NALEO seeks to have more representation and an increased number of elected offices in the Latino community. And over recent years, younger leadership like New York Congresswoman Alexandria Ocasio-Cortez has risen to the forefront. Ocasio-Cortez — also affectionately known as “AOC” — has strongly encouraged people to mobilize. She and others believe our lives depend on it.
“We need to act in solidarity and protection for the most vulnerable people in our society who have already experienced the violent repercussions of this administration,” Ocasio-Cortez said in remarks posted on Facebook on Sept. 19.
“The reason we need to do that is because yes, the political middle is willing to sacrifice immigrants. The political middle too often is willing to play both sides when someone dies to police violence. That’s why we need to show up. Because if we don’t show up, those people don’t get protected.”
Camarillo supports those positions and more. But she refers back to the economy with a dire prediction.
“I think we’re going to have the worst economic downturn we’ve seen since the 1930s,” she said, referring to The Great Depression.
Who Will Show Up
There are more than 21 million registered voters in California — which is 84.7 percent of the eligible voter pool and the highest share in the last 68 years, according to Secretary of State Alex Padilla.
The latest numbers show more than 9.8 million registered Democrats in the state, up from 8.2 million in 2016. Republicans have slightly more than 5.1 million registered voters, but only gained roughly 300,000 new voters in the last four years. Meanwhile, No Party Preference voters, which had pulled ahead of Republicans during the summer report, are now back in third place with slightly more than five million registered voters.
There is no single ethnic group with 50 percent or more of the state’s population. But Latino voters make up almost 40 percent, meaning they could have a major impact on this year’s election.
Or not. A September article by the Public Policy Institute of California said that among adult citizens it surveyed, less than 25 percent of the Latino population is likely to vote.
Preciado said that can’t happen in 2020.
“We’re telling people to vote early if you can, because it is safer to vote from home or drop off your ballot,” he said. “Even if you have to go in-person, if you show up during early voting in LA county you’re likely to see less lines of people and you can keep that social distance much better than if you go on Election Day.

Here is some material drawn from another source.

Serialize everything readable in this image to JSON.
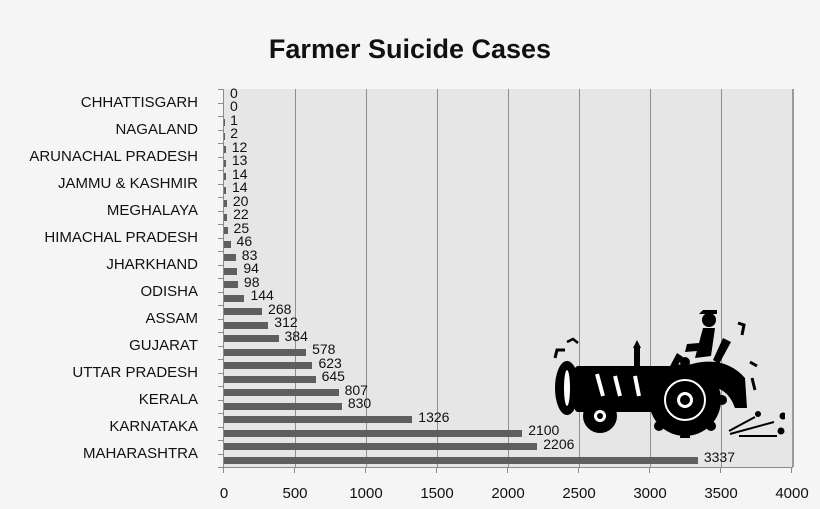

“But vote safely and securely. We know some people can’t send a ballot by mail or go vote early in-person. If you go Election Day, make sure you wear your mask and keep your [social] distance. We also know ballots can be rejected if the information is not correct — make sure the signature matches with the one at the registrar’s office and that you fill the envelopes out correctly. That goes a long way in making sure your vote is counted.”
Camarillo said she expects California, along with Texas and Arizona, to be states where Latinos will vote in large numbers.
“In spite of that, we’re still trying to make sure people know they still have time to register online to vote here,” she said. “With the pandemic it will be hard to figure out exactly what kind of turnout we’ll have. But I think it will still surpass the numbers of 2016, when many Latinos and others stayed home.”
Ocasio-Cortez offered a final, ruminative reflection.
“No one politician is the answer. No one president is the answer,” the congresswoman said. “You are the answer. Mass movements are the answer. Let this moment really put everything into stark focus. Because this election has always been about the fight of, and for, our lives.
“Whether we like it or not, November is about survival.”